A state advisory committee is collecting feedback on Maine's current court-appointed indigent defense system, with the goal of submitting recommendations to a federal civil rights agency.

Maine is the only state in the country that relies on private attorneys to defend low-income defendants.

The number of attorneys willing to take on indigent defense cases has plummeted from about 400 to roughly 160 over the last two years.

Wendy Allen, a program director at the Restorative Justice Institute of Maine who is finishing a six-year prison sentence on supervised community confinement, has her own experience with a court-appointed attorney. She said she felt pressured to take a plea deal that she wasn't comfortable with.

"Had I been able to pay for a lawyer or maybe a public defender where they are committed to working for their client, maybe things would have turned out a little bit different for me," she said.

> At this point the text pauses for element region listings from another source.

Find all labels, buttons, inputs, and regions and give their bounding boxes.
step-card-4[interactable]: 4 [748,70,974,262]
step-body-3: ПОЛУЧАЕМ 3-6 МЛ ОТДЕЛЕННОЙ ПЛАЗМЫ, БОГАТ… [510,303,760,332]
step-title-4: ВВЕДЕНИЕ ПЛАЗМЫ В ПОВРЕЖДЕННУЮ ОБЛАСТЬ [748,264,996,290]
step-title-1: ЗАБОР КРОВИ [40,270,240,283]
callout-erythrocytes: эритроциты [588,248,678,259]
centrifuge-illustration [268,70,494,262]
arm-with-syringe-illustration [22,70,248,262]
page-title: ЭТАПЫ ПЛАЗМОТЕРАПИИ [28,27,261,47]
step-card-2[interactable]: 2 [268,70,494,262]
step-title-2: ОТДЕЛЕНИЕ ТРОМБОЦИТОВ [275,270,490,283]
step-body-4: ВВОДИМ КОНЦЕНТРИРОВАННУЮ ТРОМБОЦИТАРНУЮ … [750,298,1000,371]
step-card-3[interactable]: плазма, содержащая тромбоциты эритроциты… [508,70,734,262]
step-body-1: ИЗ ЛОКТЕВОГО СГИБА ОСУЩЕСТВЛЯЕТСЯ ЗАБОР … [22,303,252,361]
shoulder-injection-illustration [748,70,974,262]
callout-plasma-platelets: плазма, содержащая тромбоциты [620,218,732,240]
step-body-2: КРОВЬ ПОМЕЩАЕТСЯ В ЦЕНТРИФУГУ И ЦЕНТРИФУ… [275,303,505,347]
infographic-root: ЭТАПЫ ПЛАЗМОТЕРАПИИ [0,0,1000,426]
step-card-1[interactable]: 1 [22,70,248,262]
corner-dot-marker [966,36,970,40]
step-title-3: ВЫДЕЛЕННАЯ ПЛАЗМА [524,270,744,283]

But Allen said she wasn't surprised with the quality of her representation, once she learned how many cases Maine's court-appointed defense attorneys were carrying.

Court-appointed criminal defense attorneys are also responsible for finding and paying for their own staff, supplies and insurance.

Zachary Heiden, chief counsel of the ACLU of Maine, said that arrangement means that prosecutors have an unfair advantage.

"The prosecutors are paid for all their training," he said. "They're paid to have offices. They have support staff on site that's all paid for, computers, phones, research assistants. They have the police departments to do all their investigating, and it's up to the criminal defense lawyers to work all that out on their own."

The ACLU has a class action lawsuit pending in state superior court, claiming that Maine is failing its constitutional obligation to adequately represent low-income defendants.

Maine advisory committee hosted the first of several panel discussions Thursday on the topic. The committee plans to compile public feedback and submit recommendations to the U-S Commission on Civil Rights.

Two other panel discussions are scheduled for November and December.